Dynamic response characteristics of bedrock and overburden layer slope supported by a combination of pile-sheet wall-anchor cables under earthquake action

The direction of inertial force under seismic conditions has a significant impact on the equilibrium state of combined structures, soil, and rock masses. To gain a deep understanding of the interaction characteristics between the pile-plate wall combined support structure and the bedrock and overburden layer slope, a series of large-scale shaking table model tests on the slope reinforced by combined structures under sinusoidal wave load were conducted, using a high steep slope at the tunnel portal in the southwestern region as a prototype.
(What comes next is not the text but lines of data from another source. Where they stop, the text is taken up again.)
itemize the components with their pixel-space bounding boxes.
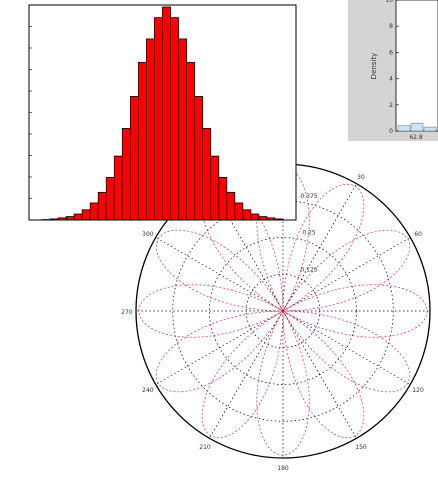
polar-radial-label: 0.25 xyxy=(302,230,316,237)
polar-radial-label: 0.375 xyxy=(300,193,317,200)
histogram-bar xyxy=(227,192,235,220)
histogram-bar xyxy=(138,62,146,220)
polar-spoke xyxy=(283,311,357,438)
histogram-bar xyxy=(74,214,82,220)
density-inset-ytick-label: 6 xyxy=(389,49,393,56)
histogram-bar xyxy=(163,7,171,220)
histogram-bar xyxy=(50,219,58,220)
polar-spoke xyxy=(210,311,284,438)
density-inset-chart: Density 0 2 4 6 8 10 62.8 xyxy=(348,0,438,141)
histogram-bar xyxy=(98,192,106,220)
polar-angle-label: 60 xyxy=(414,231,422,238)
density-inset-ytick-label: 8 xyxy=(389,23,393,30)
polar-curve xyxy=(283,311,410,392)
density-inset-plot-area xyxy=(396,0,438,131)
histogram-bar xyxy=(195,96,203,220)
histogram-bar xyxy=(114,156,122,220)
polar-angle-label: 150 xyxy=(355,444,367,451)
polar-spoke xyxy=(283,311,410,385)
density-inset-ytick-label: 0 xyxy=(389,128,393,135)
polar-angle-label: 270 xyxy=(121,309,133,316)
histogram-bar xyxy=(82,210,90,220)
polar-spoke xyxy=(156,238,283,312)
polar-curve xyxy=(202,311,283,438)
polar-curve xyxy=(156,230,283,311)
histogram-bar xyxy=(187,62,195,220)
polar-spoke xyxy=(283,238,410,312)
histogram-bar xyxy=(58,218,66,220)
histogram-bar xyxy=(259,217,267,220)
density-inset-ytick-label: 4 xyxy=(389,76,393,83)
density-inset-ytick-label: 2 xyxy=(389,102,393,109)
histogram-bar xyxy=(146,39,154,220)
density-inset-bar xyxy=(424,127,436,131)
histogram-bar xyxy=(106,177,114,220)
histogram-bar xyxy=(130,96,138,220)
polar-angle-label: 240 xyxy=(142,387,154,394)
polar-angle-label: 30 xyxy=(357,174,365,181)
polar-angle-label: 120 xyxy=(412,387,424,394)
density-inset-ylabel: Density xyxy=(370,53,378,80)
polar-angle-label: 300 xyxy=(142,231,154,238)
histogram-bar xyxy=(122,128,130,220)
histogram-bar xyxy=(275,219,283,220)
histogram-bar xyxy=(171,18,179,220)
polar-radial-label: 0.125 xyxy=(300,266,317,273)
polar-angle-label: 180 xyxy=(277,465,289,472)
histogram-bar xyxy=(90,203,98,220)
histogram-bar xyxy=(243,210,251,220)
density-inset-bar xyxy=(398,126,410,131)
density-inset-xtick: 62.8 xyxy=(409,134,423,141)
histogram-bar xyxy=(235,203,243,220)
polar-spoke xyxy=(156,311,283,385)
histogram-bar xyxy=(267,218,275,220)
density-inset-bar xyxy=(411,123,423,131)
histogram-bar xyxy=(211,156,219,220)
histogram-bar xyxy=(154,18,162,220)
histogram-bar xyxy=(203,128,211,220)
polar-angle-label: 210 xyxy=(199,444,211,451)
histogram-bar xyxy=(179,39,187,220)
histogram-bar xyxy=(219,177,227,220)
histogram-chart xyxy=(29,5,296,220)
density-inset-ytick-label: 10 xyxy=(385,0,393,4)
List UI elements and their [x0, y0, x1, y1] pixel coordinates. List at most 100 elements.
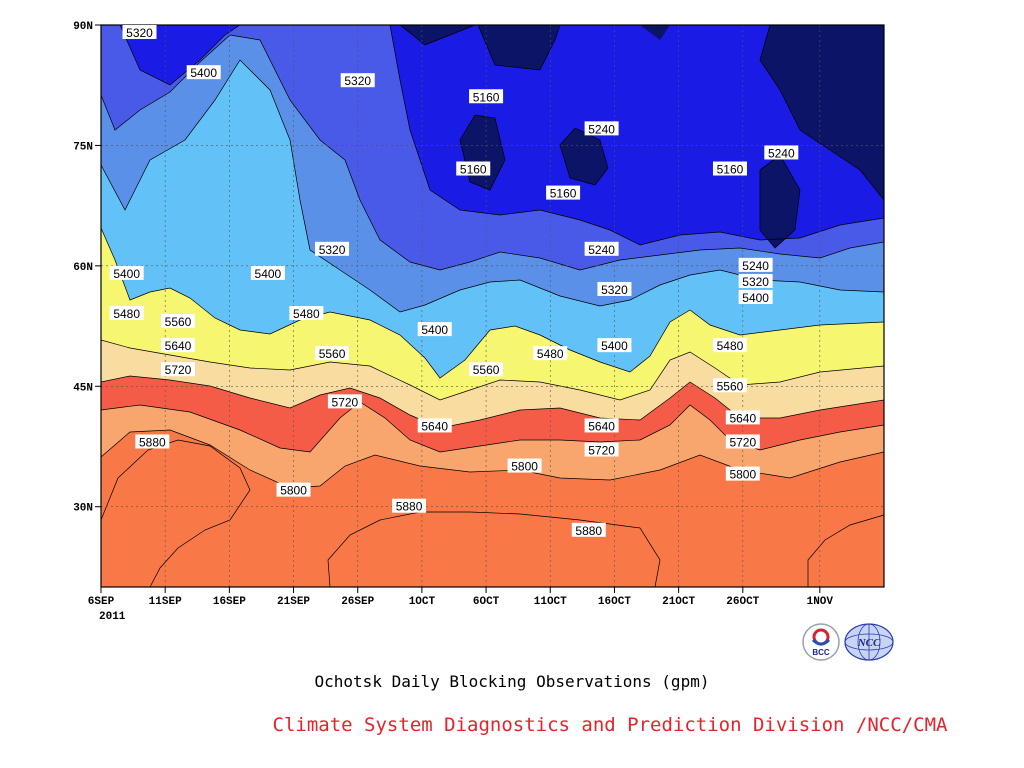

The analysis of the time-history characteristics of the pile-soil and the geogrid-anchor cable-slope under the direction of inertial force was considered. The results indicate: (1) Under the action of inertial force, the lattice anchor cable-soil interaction and pile-soil interaction show an approximate time-history consistency law, but the phase difference between the peak value of the inertial force of the slope reinforcement structure along the elevation cannot be ignored. (2) The interaction between the structure and the slope soil depends on the relative inertial motion, and the pile-bedrock interaction is determined by the deformation state of the cantilever section. (3) The inertial force reaches the peak value of the free surface, the dynamic soil pressure reaches the peak value, the pile-soil displacement difference reaches the positive peak value, the pile body shows an active failure state of camber, and the stress on the front side of the anchoring section increases due to camber, so the design using Coulomb active earth pressure should be revised based on the pile-soil conditions. (4) Under sinusoidal wave conditions, the inertial force and deformation of the slope are crucial factors affecting the force distribution characteristics of the combined retaining structure along the elevation. The design of the combined structure needs to focus on the stress concentration area at the foot of the slope and the inertial force amplification area at the top of the slope. This research can provide theoretical support for the seismic reinforcement design of combined structures.